Wybory. Obowiązek czy jednak przywilej?

Z konsulatem to miałam przykra przygode przy poprzednich wyborach. Burdel totalny, koperta wyborcza na ostatnia chwile, kurierem to odeslalam.
Korespondencyjnie głosowam do PE, ale w ramach hiszpanskich kandydatow. Bez problemu - z wyprzedzeniem tygodnia, liczy sie tradycyjnie data stempla pocztowego. A w ogole im mniej masz do czynienia z konsulatem tym zdrowiej.

1 polubienie

Skoro ktoś nie głosuje w swoich prawach, czy sprawie, to niech potem nie narzeka że jest coś nie po jego myśli.
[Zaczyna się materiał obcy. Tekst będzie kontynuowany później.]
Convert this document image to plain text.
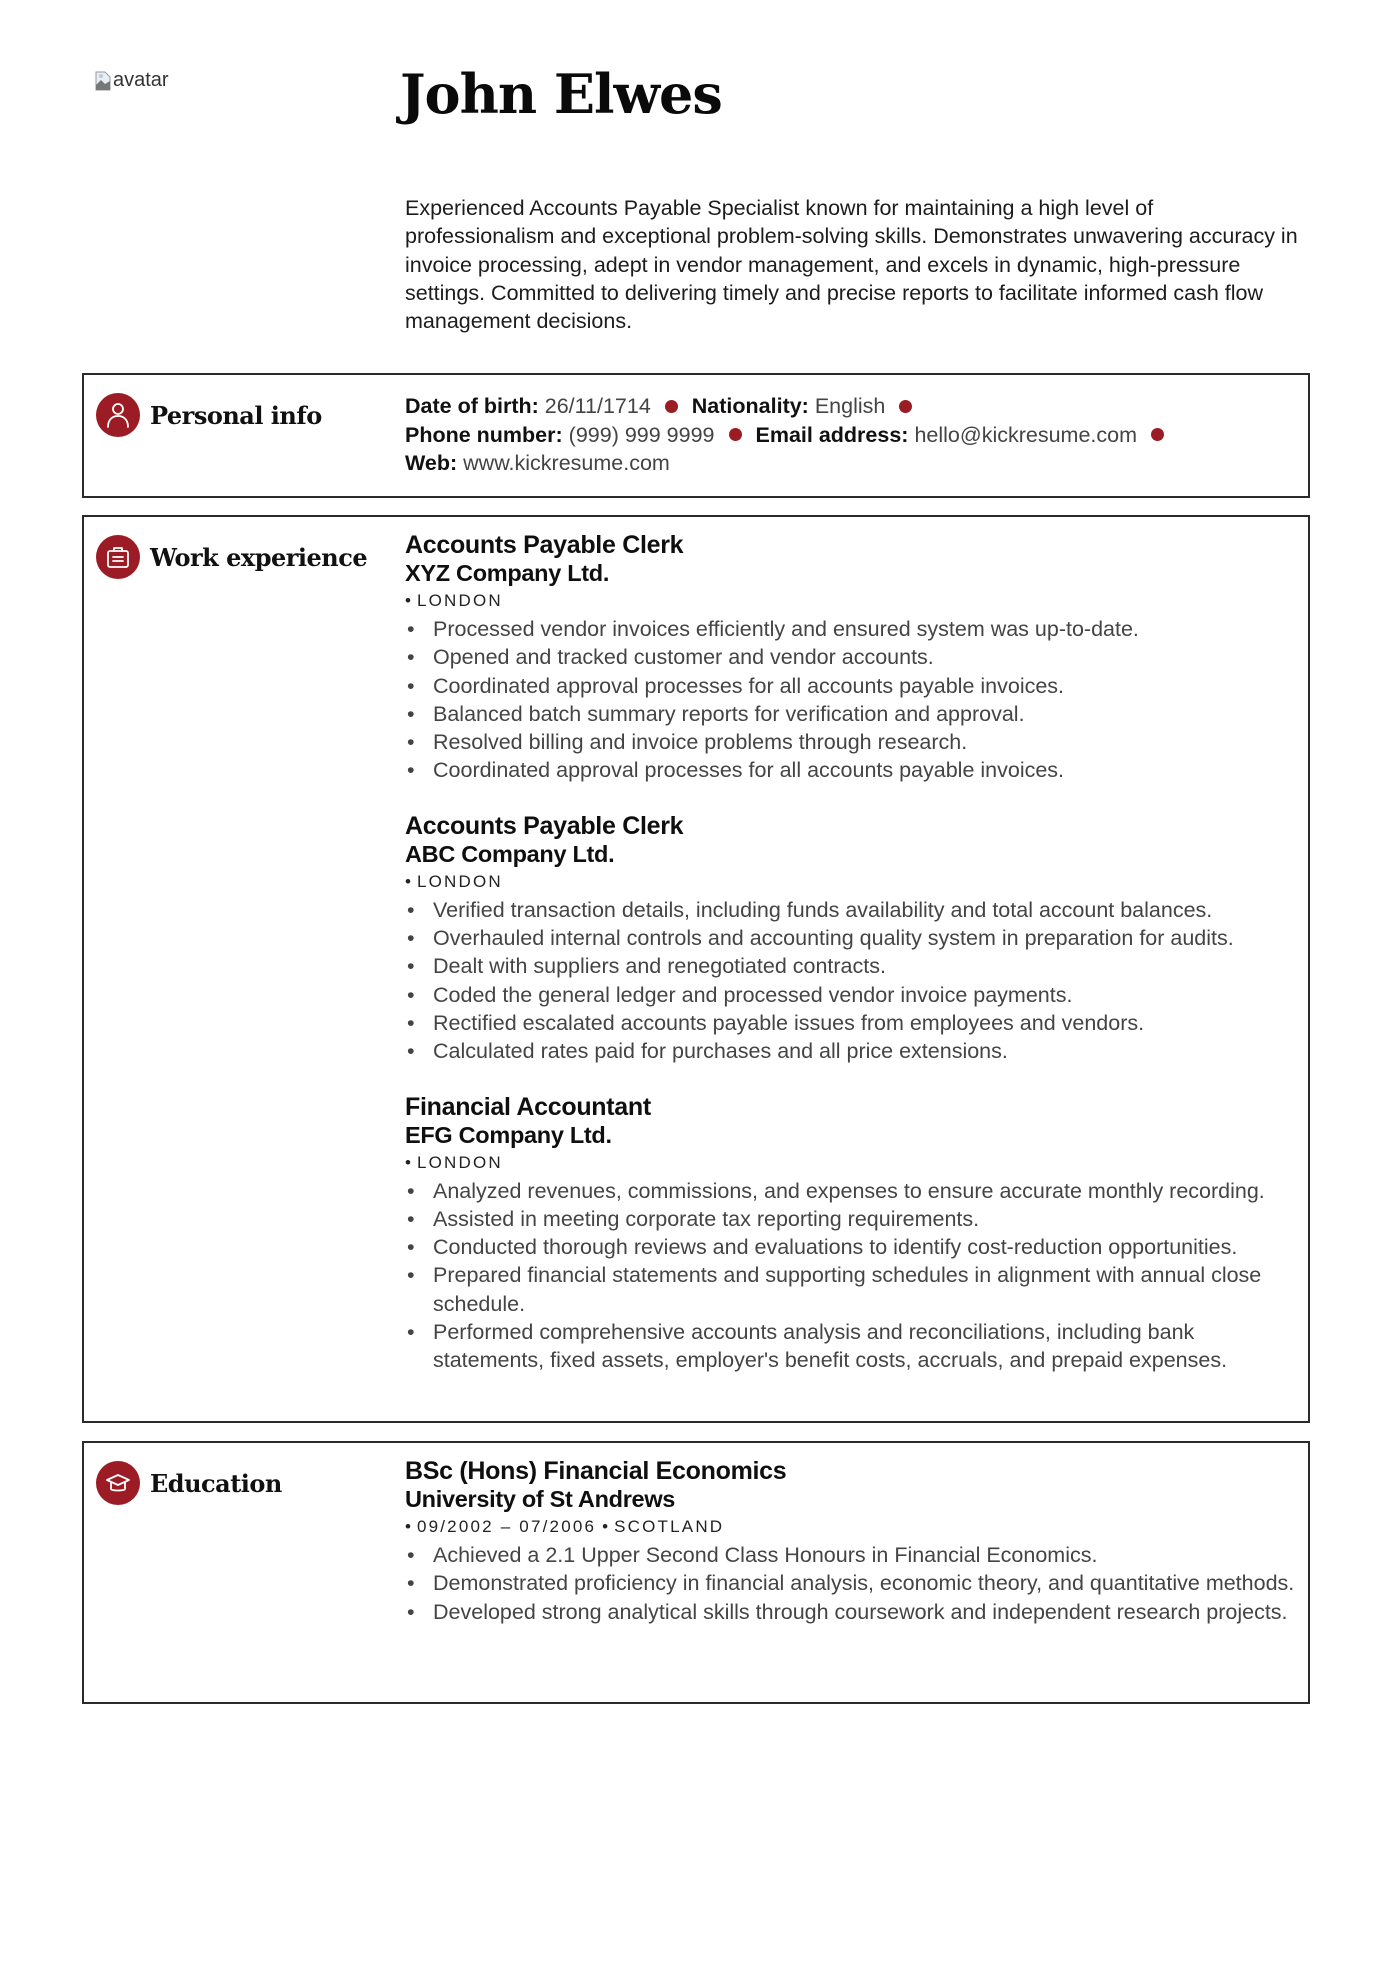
avatar	John Elwes

Experienced Accounts Payable Specialist known for maintaining a high level of professionalism and exceptional problem-solving skills. Demonstrates unwavering accuracy in invoice processing, adept in vendor management, and excels in dynamic, high-pressure settings. Committed to delivering timely and precise reports to facilitate informed cash flow management decisions.

Personal info	Date of birth: 26/11/1714 Nationality: English
Phone number: (999) 999 9999 Email address: hello@kickresume.com
Web: www.kickresume.com
Work experience Accounts Payable Clerk
XYZ Company Ltd.
• LONDON
• Processed vendor invoices efficiently and ensured system was up-to-date.
• Opened and tracked customer and vendor accounts.
• Coordinated approval processes for all accounts payable invoices.
• Balanced batch summary reports for verification and approval.
• Resolved billing and invoice problems through research.
• Coordinated approval processes for all accounts payable invoices.
Accounts Payable Clerk
ABC Company Ltd.
• LONDON
• Verified transaction details, including funds availability and total account balances.
• Overhauled internal controls and accounting quality system in preparation for audits.
• Dealt with suppliers and renegotiated contracts.
• Coded the general ledger and processed vendor invoice payments.
• Rectified escalated accounts payable issues from employees and vendors.
• Calculated rates paid for purchases and all price extensions.
Financial Accountant
EFG Company Ltd.
• LONDON
• Analyzed revenues, commissions, and expenses to ensure accurate monthly recording.
• Assisted in meeting corporate tax reporting requirements.
• Conducted thorough reviews and evaluations to identify cost-reduction opportunities.
• Prepared financial statements and supporting schedules in alignment with annual close schedule.
• Performed comprehensive accounts analysis and reconciliations, including bank statements, fixed assets, employer's benefit costs, accruals, and prepaid expenses.
Education	BSc (Hons) Financial Economics
University of St Andrews
• 09/2002 – 07/2006 • SCOTLAND
• Achieved a 2.1 Upper Second Class Honours in Financial Economics.
• Demonstrated proficiency in financial analysis, economic theory, and quantitative methods.
• Developed strong analytical skills through coursework and independent research projects.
To także głosy na przyszłość by moje dzieci, rodzice, sąsiedzi itd. miały lepiej. Bez sensu żyć uprzedzeniami - bo na złość, bo mój głos nic nie warty itd. W starszych czasach ludzie bardziej doceniali swą wolność prawa do głosu np. w stanie wojennym często za cenę życia czy wyroków więziennych. Władza chcąca być przy korytku nie uważała form głosowania za obowiązek czy przywilej - głosowania były bardziej symboliczne, a wynik był już znany przed głosowaniem. Wolne wybory i swój głos zawdziéczamy walczącym rodzicom, smutne że młodzi tego nie doceniają co rodzice zrobili dla nich i potomnych. Okazja 1 raz na kilka lat może przesądzić o naszym łosie być lub nie
Dla mnie to przywilej, wobec tego rządu nie może być obowiązkiem z wielu powodów, wobec czego pójdę zagłosować co mi sumienie podpowie, a nie bo komuś się zamażył mój głos.

2 polubienia

Prawo…
choć w obecnej sytuacji jednak konieczność. Skoro rządzący nie mogą sobie narzucić samokontroli, to my im powinniśmy pałą wskazać kierunek…

3 polubienia

Ja za oceanem jak mogę, to idę do wyborów, a jak wiem na pewno, że mnie nie będzie, to głosuję wcześniej. Raz nie głosowałem, bo miałem nagły wyjazd do US.

To przywilej, ale jednocześnie obywatelski obowiązek. A w Polsce w szczególności, jak można narzekać na rząd, jeżeli nie poszło się głosować? :stuck_out_tongue_winking_eye:

2 polubienia

W Australii to obowiązek! Jest jakas mala kara finansowa za nie wziecie udzialu w wyborach!